ISLAMABAD: A robust private sector is critical to Pakistan’s goal of achieving upper-middle-income status, but the high cost of doing business limits its competitiveness, said the Asian Development Bank (ADB) Country Director for Pakistan, Xiaohong Yang.
“Unreliable access to basic infrastructure is also a significant constraint for private sector activities, while access to finance remains limited for women entrepreneurs, small businesses, and other underserved segments,” said the ADB official in questions and answers: “Boosting Growth, Resilience, and Competitiveness in Pakistan” uploaded on the Bank website.
Pakistan has the potential to become a regional hub for trade and economic activity, but greater cooperation is impeded by weak connectivity and trade links.
Through its membership of the CAREC and other regional platforms, Pakistan can continue improving connectivity, developing multimodal transport systems, and strengthening cross-border trade, she added.

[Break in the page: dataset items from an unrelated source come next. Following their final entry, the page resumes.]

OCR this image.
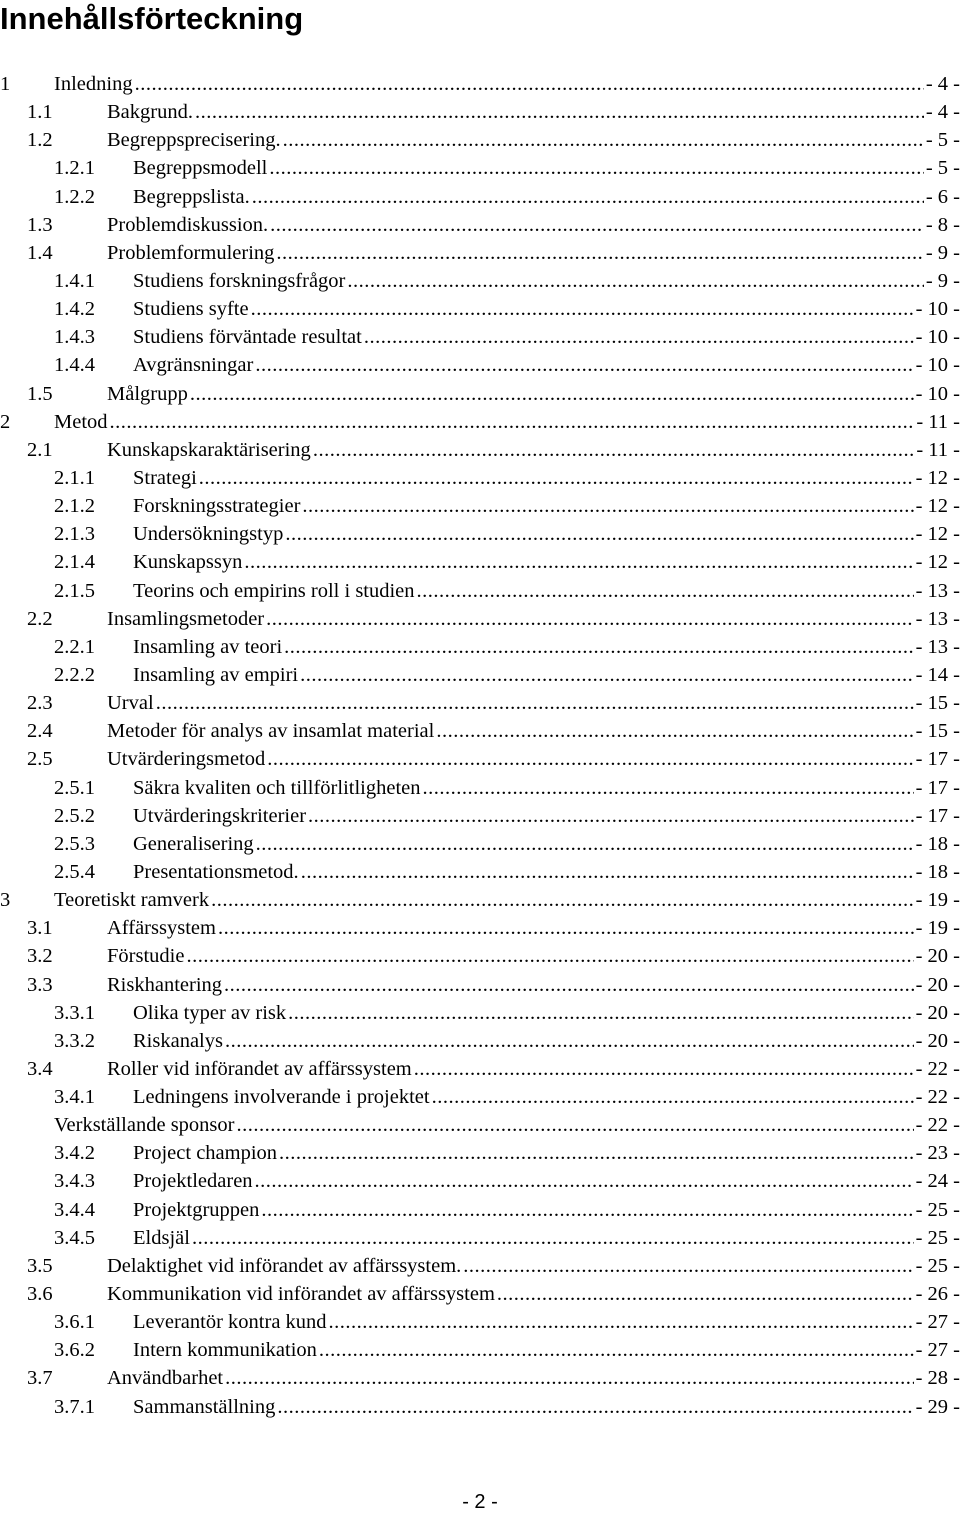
Innehållsförteckning
1 Inledning .....	- 4 -
1.1	Bakgrund. .....	- 4 -
1.2	Begreppsprecisering. .....	- 5 -
1.2.1 Begreppsmodell .....	- 5 -
1.2.2 Begreppslista. .....	- 6 -
1.3	Problemdiskussion. .....	- 8 -
1.4	Problemformulering .....	- 9 -
1.4.1 Studiens forskningsfrågor .....	- 9 -
1.4.2 Studiens syfte .....	- 10 -
1.4.3 Studiens förväntade resultat .....	- 10 -
1.4.4 Avgränsningar .....	- 10 -
1.5	Målgrupp .....	- 10 -
2 Metod .....	- 11 -
2.1	Kunskapskaraktärisering .....	- 11 -
2.1.1 Strategi .....	- 12 -
2.1.2 Forskningsstrategier .....	- 12 -
2.1.3 Undersökningstyp .....	- 12 -
2.1.4 Kunskapssyn .....	- 12 -
2.1.5 Teorins och empirins roll i studien .....	- 13 -
2.2	Insamlingsmetoder .....	- 13 -
2.2.1 Insamling av teori .....	- 13 -
2.2.2 Insamling av empiri .....	- 14 -
2.3	Urval .....	- 15 -
2.4	Metoder för analys av insamlat material .....	- 15 -
2.5	Utvärderingsmetod .....	- 17 -
2.5.1 Säkra kvaliten och tillförlitligheten .....	- 17 -
2.5.2 Utvärderingskriterier .....	- 17 -
2.5.3 Generalisering .....	- 18 -
2.5.4 Presentationsmetod. .....	- 18 -
3 Teoretiskt ramverk .....	- 19 -
3.1	Affärssystem .....	- 19 -
3.2	Förstudie .....	- 20 -
3.3	Riskhantering .....	- 20 -
3.3.1 Olika typer av risk .....	- 20 -
3.3.2 Riskanalys .....	- 20 -
3.4	Roller vid införandet av affärssystem .....	- 22 -
3.4.1 Ledningens involverande i projektet .....	- 22 -
Verkställande sponsor .....	- 22 -
3.4.2 Project champion .....	- 23 -
3.4.3 Projektledaren .....	- 24 -
3.4.4 Projektgruppen .....	- 25 -
3.4.5 Eldsjäl .....	- 25 -
3.5	Delaktighet vid införandet av affärssystem. .....	- 25 -
3.6	Kommunikation vid införandet av affärssystem .....	- 26 -
3.6.1 Leverantör kontra kund .....	- 27 -
3.6.2 Intern kommunikation .....	- 27 -
3.7	Användbarhet .....	- 28 -
3.7.1 Sammanställning .....	- 29 -
- 2 -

She said that the ADB would support the government in implementing tariff and tax reforms.
The streamlined import tariff and tax procedures will help private businesses thrive and facilitate export diversification.
The ADB target reforms that boost competitiveness and private sector development create jobs and drive market innovation.
Pakistan has struggled with boom-and-bust cycles in previous years due to low export capacity, weak domestic revenue, and other systemic challenges.
This has been exacerbated by the coronavirus disease (Covid-19) pandemic, which caused a sharp downturn in 2020 and is likely to push more people into poverty, noted the article.
She said around a quarter of the population lives below the poverty line, while a further 20 million are near-poor and highly vulnerable to shocks.
The country also has the second-highest number of out-of-school children in the world, while there is significant divergence in health outcomes among the population.
The ADB will seek to enhance productivity and well-being by improving education, nutrition, health systems, clean water and sanitation, affordable housing, and social protection.
The ADB will promote system-wide reforms on skills development, and investments in secondary education with a special emphasis on increasing girls’ enrollment.
The challenge of out-of-school children will also be addressed through support for Ehsaas Kafaalat conditional cash transfers for primary education, targeting children, particularly girls, from poor and vulnerable households.
Gender inequities continue to be a significant challenge in Pakistan with low literacy rates and labor force participation for women.
The Covid-19 has heightened the risk of increased gender disparities in the country. Yet if Pakistan can close the gender gap, it could raise GDP by as much as 30 percent, the bank official added.
The ADB is currently working with Pakistan to access the ADB’s Asia Pacific Vaccine Access Facility – a $9 billion resource envelope with country-specific allocations, accessible in line with our members’ readiness. These APVAX resources are in addition to the regular country allocation.